FTB Estimator: see CCS and Family Tax Benefit together
When your income changes, it doesn't just affect CCS. Family Tax Benefit Part A and Part B are also income-tested — at different thresholds.
The FTB Estimator is in the dashboard below What You Actually Keep. It uses the same income figures as your CCS scenario and updates automatically when you switch between Scenario A and B.
What it shows
- FTB Part A (per child, income-tested)
- FTB Part B (based on secondary earner income)
- Combined annual FTB estimate
- The assumptions used
Why this matters
A pay rise can simultaneously reduce your CCS percentage and your FTB Part A and phase out FTB Part B — and these cutoffs don't all hit at the same income level. Seeing all three together gives you a clearer picture of your real financial position.
For separated parents, you can also enter care percentage and maintenance income where applicable.
Premium Report
Once you've modelled your scenarios, you can generate a personalised PDF from the dashboard.
The report covers:
- Executive summary of your subsidy position
- CCS rate, hours entitlement, and withholding settings
- Per-child cost drivers and gap fee breakdown
- Income sensitivity analysis
- Work participation breakdown (including the +1 day result and assumptions)
- Year Impact reconciliation estimate (if applicable)
- Higher rate and ATSI entitlement details where relevant
- FTB Part A and Part B estimates
It's designed to be saved or printed — useful for working through decisions with a partner, employer, or financial adviser.
The right order for any major decision
When something significant is changing:
- Model the change in Scenario B
- Check proximity to the next income band via the CCS Stress Test
- If it's happening mid-year, run the Year Impact Planner
- Review What You Actually Keep to see the net position
- Check the FTB Estimator to see how FTB moves alongside CCS
- Generate the Premium Report to save or share your findings
How this differs from Services Australia
This tool estimates your situation based on current CCS settings and the figures you enter. It's designed for planning — not for lodging claims or updating your income estimate.

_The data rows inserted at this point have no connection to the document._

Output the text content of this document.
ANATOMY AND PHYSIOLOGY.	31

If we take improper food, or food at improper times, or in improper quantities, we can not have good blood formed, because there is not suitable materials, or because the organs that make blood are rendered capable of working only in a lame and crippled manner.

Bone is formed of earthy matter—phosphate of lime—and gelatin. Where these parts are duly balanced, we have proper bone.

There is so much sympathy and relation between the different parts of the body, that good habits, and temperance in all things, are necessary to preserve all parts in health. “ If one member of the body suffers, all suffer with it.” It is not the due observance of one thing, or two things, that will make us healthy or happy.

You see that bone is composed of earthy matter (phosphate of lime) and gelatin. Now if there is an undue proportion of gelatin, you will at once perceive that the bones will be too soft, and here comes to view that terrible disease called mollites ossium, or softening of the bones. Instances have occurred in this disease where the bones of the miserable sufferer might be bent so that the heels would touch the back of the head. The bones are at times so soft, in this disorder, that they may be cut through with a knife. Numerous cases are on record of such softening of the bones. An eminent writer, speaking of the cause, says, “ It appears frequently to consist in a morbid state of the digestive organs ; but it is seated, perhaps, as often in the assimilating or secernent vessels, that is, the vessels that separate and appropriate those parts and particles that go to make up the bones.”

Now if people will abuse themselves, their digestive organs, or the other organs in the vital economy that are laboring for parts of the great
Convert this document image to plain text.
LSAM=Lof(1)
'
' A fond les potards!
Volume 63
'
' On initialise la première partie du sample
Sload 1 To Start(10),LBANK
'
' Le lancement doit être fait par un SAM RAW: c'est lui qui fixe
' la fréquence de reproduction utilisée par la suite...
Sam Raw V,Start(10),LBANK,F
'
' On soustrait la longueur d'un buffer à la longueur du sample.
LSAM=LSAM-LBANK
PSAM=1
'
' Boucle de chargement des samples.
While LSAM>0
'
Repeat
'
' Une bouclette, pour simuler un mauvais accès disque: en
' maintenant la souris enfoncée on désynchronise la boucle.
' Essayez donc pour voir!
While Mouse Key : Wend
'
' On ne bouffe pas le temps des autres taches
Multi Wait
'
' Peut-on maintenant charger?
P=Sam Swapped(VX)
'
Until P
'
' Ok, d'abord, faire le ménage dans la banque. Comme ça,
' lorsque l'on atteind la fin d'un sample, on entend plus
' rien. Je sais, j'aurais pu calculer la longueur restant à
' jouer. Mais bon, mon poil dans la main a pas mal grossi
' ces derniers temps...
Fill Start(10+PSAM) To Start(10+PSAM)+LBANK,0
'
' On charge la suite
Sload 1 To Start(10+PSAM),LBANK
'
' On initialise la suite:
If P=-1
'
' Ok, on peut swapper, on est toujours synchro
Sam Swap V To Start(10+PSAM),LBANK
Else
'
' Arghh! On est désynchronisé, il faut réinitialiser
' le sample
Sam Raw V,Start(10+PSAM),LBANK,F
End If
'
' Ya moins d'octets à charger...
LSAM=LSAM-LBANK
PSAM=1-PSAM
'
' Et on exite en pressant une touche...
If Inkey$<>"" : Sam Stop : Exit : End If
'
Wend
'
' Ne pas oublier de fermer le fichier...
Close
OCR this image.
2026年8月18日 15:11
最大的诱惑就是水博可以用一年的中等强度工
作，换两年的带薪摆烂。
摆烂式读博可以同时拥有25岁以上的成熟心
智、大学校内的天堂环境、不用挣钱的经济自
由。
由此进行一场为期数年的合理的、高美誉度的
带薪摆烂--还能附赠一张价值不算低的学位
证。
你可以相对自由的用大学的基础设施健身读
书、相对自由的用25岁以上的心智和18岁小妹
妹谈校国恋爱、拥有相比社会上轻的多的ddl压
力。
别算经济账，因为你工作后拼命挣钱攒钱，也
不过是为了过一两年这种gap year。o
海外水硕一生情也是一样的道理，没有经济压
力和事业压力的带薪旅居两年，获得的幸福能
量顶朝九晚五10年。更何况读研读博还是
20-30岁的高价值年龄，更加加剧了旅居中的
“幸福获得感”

Services Australia makes the final assessment using your actual Adjusted Taxable Income (confirmed by the ATO), your confirmed activity test hours, enrolment data from your provider, and official reconciliation rules.
All results shown here are estimates only. Final CCS entitlement is determined by Services Australia.
If you need to update your income estimate or check your actual payments, do that via myGov or by calling Services Australia on 136 150.